La Sorbonne. Ce vaste édifice, rendu à l'université, est devenu le chef-lieu de l'académie de Paris. On achève en ce moment d'en réparer l'église, dans laquelle le tombeau du cardinal de Richelieu sera remis à la place qu'il occupoit avant la révolution. Cette église sera sans doute consacrée aux solennités religieuses de cette compagnie.
RUES ET PLACES NOUVELLES.
Rue du Cloître-Saint-Benoît. Voy. Cloître-Saint-Benoît.
Rue de l'École-de-Médecine. C'est le nom que porte aujourd'hui la rue des Cordeliers.
Rue du Pont-de-Lodi.

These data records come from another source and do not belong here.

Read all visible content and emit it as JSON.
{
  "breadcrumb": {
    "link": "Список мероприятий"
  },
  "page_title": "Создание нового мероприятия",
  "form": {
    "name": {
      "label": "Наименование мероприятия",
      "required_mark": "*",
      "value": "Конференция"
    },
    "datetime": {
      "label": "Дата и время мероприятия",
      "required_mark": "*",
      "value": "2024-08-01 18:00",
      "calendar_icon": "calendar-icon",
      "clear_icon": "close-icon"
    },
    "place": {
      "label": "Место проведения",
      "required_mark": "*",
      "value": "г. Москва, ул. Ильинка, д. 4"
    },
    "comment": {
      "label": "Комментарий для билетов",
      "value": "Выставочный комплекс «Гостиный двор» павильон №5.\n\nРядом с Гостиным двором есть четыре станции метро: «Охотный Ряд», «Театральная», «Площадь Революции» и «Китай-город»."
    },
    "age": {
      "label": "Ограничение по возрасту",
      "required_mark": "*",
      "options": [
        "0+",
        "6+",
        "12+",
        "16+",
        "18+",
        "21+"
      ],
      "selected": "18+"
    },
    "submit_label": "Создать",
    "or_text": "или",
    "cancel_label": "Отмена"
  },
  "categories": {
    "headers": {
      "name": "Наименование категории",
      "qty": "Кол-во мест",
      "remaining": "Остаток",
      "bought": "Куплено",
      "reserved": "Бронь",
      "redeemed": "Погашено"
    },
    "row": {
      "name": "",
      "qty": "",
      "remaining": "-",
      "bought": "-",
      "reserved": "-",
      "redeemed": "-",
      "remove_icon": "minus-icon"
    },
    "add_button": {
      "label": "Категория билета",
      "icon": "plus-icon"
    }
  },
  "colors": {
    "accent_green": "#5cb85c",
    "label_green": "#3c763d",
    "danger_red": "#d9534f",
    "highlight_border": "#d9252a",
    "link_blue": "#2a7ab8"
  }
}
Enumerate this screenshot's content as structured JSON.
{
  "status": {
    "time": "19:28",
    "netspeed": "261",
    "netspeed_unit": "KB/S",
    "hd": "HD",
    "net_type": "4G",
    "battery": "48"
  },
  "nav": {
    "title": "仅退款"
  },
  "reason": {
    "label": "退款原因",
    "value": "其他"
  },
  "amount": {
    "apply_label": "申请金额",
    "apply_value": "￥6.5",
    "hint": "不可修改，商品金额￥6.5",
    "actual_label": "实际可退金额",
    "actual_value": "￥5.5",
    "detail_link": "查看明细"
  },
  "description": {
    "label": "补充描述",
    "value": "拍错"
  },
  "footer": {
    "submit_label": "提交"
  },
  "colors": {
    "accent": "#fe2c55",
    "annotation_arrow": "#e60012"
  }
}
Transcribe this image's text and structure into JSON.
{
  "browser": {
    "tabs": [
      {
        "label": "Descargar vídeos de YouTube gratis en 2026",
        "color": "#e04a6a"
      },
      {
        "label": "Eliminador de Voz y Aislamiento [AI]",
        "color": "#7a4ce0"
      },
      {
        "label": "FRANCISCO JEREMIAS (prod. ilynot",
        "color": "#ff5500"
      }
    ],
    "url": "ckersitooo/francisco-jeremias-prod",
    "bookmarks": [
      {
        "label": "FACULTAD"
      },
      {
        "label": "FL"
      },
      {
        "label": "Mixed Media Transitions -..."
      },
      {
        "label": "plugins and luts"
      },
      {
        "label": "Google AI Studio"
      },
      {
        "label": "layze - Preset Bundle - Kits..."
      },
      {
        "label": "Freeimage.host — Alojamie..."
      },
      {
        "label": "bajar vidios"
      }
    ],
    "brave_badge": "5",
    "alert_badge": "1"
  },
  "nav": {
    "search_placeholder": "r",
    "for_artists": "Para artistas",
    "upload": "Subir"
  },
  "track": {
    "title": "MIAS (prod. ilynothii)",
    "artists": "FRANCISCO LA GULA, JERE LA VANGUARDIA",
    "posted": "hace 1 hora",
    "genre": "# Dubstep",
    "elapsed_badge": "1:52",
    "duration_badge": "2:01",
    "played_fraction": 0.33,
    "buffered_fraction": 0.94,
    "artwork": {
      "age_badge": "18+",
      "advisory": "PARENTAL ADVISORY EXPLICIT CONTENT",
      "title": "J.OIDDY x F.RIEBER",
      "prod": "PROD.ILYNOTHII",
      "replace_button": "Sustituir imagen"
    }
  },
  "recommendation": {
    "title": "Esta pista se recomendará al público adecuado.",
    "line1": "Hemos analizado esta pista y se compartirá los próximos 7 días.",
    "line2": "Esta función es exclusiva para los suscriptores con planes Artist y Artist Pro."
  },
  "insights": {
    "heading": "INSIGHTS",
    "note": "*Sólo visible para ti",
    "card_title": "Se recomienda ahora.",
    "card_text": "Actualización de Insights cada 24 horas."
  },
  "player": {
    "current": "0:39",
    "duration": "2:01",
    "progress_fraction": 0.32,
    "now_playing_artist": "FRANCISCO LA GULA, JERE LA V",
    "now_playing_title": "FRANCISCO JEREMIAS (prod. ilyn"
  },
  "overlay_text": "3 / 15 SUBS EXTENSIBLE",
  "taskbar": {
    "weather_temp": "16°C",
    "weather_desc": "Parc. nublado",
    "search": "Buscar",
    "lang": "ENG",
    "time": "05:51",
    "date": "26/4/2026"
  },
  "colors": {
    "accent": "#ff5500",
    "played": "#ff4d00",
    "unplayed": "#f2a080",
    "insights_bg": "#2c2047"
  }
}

Cette rue nouvelle communique de la rue Dauphine à celle des Grands-Augustins.
Place du Pont-Saint-Michel. Elle a été agrandie de la rue de l'Abreuvoir, qui a été détruite et dont le terrain a été nivelé.
Quai Saint-Michel. Il s'étend du pont Saint-Michel au Petit-Pont, et a été construit sur l'emplacement des maisons qui couvroient ce terrain et que l'on a abattues.
FIN DE LA SECONDE PARTIE DU TROISIÈME VOLUME.